И странное дело: каждый раз, как Эдвардс, разгорячённый беседой и пивом, принимался тут же показывать, как надо делать ту или, другую штуку, Петя исполнял упражнение с большей ловкостью и охотой.
В труппе все уже знали воспитанника Беккера. В последнее время он добыл ему из гардероба костюм клоуна и, набеливая ему лицо, нашлёпывая румянами две кляксы на щеках, выводил его во время представления на арену. Иногда, для пробы, Беккер неожиданно подымал ему ноги, заставляя его пробежать на руках по песку. Петя напрягал тогда все свои силы; но часто они изменяли ему; пробежав на руках некоторое пространство, он вдруг ослабевал в плечах и тыкался головою в песок, чем пробуждал всегда весёлый смех в зрителях.
Под руководством Эдвардса он сделал бы, без сомнения, больше успехов; в руках Беккера дальнейшее развитие очевидно замедлялось. Петя продолжал бояться своего наставника, как в первый день. К этому начинало примешиваться другое чувство, которого не мог он истолковать, но которое постепенно росло в нём, стесняло его мысли и чувства, заставляя горько плакать по ночам, когда, лёжа на тюфячке, прислушивался он к храпенью акробата.
И ничего, ничего Беккер не делал, чтобы сколько-нибудь привязать к себе мальчика. Даже в тех случаях, когда мальчику удавалась какая-нибудь штука, Беккер никогда не обращался к нему с ласковым словом; он ограничивался тем, что снисходительно поглядывал на него с высоты своего громадного туловища. Беккеру, по-видимому, всё равно было, что из двух рубашек, подаренных мальчику прачкой Варварой, оставались лохмотья, что бельё на теле мальчика носилось иногда без перемены по две недели, что шея его и уши были не вымыты, а сапожишки просили каши и черпали уличную грязь и воду. Товарищи акробата, и более других Эдвардс, часто укоряли его в том; в ответ Беккер нетерпеливо посвистывал и щёлкал хлыстиком по панталонам.
Он не переставал учить Петю, продолжая наказывать каждый раз, как выходило что-нибудь неладно.
Раз, по возвращении труппы уже в Петербург, Эдвардс подарил Пете щенка. Мальчик был в восторге; он носился с подарком по конюшне и коридорам, всем его показывал и то и дело учащённо целовал его в мокрую розовую мордочку.
Беккер, раздосадованный во время представления тем, что его публика не вызвала, возвращался во внутренний коридор; увидев щенка в руках Пети, он вырвал его и носком башмака бросил в сторону; щенок ударился головкой в соседнюю стену и тут же упал, вытянув лапки.

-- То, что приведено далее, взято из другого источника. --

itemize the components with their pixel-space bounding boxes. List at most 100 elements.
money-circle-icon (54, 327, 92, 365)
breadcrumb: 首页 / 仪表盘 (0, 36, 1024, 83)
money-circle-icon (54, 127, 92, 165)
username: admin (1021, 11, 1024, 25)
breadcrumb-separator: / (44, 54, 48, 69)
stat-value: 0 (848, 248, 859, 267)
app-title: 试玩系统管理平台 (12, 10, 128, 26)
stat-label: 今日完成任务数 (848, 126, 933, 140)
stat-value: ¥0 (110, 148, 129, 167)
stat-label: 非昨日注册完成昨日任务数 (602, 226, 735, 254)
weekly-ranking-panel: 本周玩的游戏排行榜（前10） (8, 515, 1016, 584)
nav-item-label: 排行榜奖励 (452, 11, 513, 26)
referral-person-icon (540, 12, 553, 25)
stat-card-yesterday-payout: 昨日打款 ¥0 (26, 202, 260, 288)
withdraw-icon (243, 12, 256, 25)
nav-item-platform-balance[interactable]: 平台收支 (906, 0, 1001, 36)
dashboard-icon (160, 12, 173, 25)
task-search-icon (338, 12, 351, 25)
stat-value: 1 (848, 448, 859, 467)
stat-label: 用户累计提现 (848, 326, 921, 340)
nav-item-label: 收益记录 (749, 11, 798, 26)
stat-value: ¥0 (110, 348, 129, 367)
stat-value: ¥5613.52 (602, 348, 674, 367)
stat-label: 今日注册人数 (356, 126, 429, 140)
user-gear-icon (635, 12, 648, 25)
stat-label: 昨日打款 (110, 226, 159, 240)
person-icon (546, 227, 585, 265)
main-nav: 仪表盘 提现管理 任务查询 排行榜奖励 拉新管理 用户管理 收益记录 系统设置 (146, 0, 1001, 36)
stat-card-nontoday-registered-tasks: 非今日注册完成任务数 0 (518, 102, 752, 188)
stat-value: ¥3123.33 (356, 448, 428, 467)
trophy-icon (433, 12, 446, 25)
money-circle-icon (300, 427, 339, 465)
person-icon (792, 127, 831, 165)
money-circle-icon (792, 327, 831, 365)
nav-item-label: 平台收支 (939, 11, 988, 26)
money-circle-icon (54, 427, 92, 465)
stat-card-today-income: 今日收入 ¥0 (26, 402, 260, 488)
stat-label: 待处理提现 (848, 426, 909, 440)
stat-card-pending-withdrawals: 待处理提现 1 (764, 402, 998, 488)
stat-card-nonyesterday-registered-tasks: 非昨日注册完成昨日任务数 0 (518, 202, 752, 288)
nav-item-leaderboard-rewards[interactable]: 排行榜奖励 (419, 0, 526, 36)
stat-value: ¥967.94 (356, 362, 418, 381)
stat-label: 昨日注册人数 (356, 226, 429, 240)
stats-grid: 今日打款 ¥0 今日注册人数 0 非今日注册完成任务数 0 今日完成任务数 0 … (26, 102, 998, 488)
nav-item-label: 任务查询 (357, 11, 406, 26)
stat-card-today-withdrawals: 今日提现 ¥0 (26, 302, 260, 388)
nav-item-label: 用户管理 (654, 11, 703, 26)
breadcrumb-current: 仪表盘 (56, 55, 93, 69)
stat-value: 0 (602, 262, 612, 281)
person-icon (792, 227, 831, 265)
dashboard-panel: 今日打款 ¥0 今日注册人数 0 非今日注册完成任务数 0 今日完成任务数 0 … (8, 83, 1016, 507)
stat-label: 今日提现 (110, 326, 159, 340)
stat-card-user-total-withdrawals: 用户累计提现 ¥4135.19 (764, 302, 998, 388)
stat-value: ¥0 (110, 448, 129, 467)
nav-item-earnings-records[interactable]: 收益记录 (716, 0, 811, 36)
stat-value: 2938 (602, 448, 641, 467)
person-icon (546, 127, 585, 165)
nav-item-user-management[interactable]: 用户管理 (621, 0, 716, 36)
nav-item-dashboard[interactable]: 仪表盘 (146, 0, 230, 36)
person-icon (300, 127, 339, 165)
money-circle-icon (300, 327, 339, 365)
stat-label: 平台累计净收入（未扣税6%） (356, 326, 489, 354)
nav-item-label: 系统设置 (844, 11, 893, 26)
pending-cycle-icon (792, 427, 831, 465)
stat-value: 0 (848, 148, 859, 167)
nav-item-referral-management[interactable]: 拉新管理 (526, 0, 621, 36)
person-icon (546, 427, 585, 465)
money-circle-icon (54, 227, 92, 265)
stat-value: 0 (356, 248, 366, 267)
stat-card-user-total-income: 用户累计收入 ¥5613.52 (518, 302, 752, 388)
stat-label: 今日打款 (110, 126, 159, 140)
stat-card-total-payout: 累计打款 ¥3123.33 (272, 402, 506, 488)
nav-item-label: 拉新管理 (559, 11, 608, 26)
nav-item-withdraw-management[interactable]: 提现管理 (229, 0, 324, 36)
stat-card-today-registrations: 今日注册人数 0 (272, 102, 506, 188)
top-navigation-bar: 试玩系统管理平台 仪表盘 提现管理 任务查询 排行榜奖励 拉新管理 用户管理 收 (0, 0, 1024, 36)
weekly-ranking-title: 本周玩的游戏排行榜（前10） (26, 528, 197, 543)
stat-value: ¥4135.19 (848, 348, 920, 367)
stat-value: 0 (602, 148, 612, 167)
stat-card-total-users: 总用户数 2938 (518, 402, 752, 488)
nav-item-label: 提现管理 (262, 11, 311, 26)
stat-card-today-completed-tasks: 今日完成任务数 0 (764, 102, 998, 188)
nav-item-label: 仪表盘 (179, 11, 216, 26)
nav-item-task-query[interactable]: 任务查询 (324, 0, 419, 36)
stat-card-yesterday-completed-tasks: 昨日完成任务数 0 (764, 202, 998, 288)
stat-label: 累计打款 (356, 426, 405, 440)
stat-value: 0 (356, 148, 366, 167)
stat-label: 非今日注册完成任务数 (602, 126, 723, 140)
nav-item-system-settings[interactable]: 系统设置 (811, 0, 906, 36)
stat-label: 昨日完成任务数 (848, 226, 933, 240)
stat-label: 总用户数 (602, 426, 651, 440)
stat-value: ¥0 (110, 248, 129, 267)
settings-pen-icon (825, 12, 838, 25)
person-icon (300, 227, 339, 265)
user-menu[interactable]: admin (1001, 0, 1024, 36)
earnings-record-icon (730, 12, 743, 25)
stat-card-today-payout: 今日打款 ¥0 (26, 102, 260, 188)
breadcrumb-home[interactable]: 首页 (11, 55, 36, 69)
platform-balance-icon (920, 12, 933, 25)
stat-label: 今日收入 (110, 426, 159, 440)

Петя зарыдал и бросился к Эдвардсу, выходившему в эту минуту из уборной. Беккер, раздражённый окончательно тем, что вокруг послышалась брань, одним движением оттолкнул Петю от Эдвардса и дал ему с размаху пощёчину…
Несмотря на лёгкость и гибкость, Петя был не столько гуттаперчевым, сколько несчастным мальчиком.
2
Детские комнаты в доме графа Листомирова располагались на южную сторону и выходили в сад. Чудное было помещение! Каждый раз, как солнце было на небе, лучи его с утра до заката проходили в окна; в нижней только части окна завешивались голубыми тафтяными занавесками для предохранения детского зрения от излишнего света. С тою же целью по всем комнатам разостлан был ковёр также голубого цвета и стены оклеены были не слишком светлыми обоями.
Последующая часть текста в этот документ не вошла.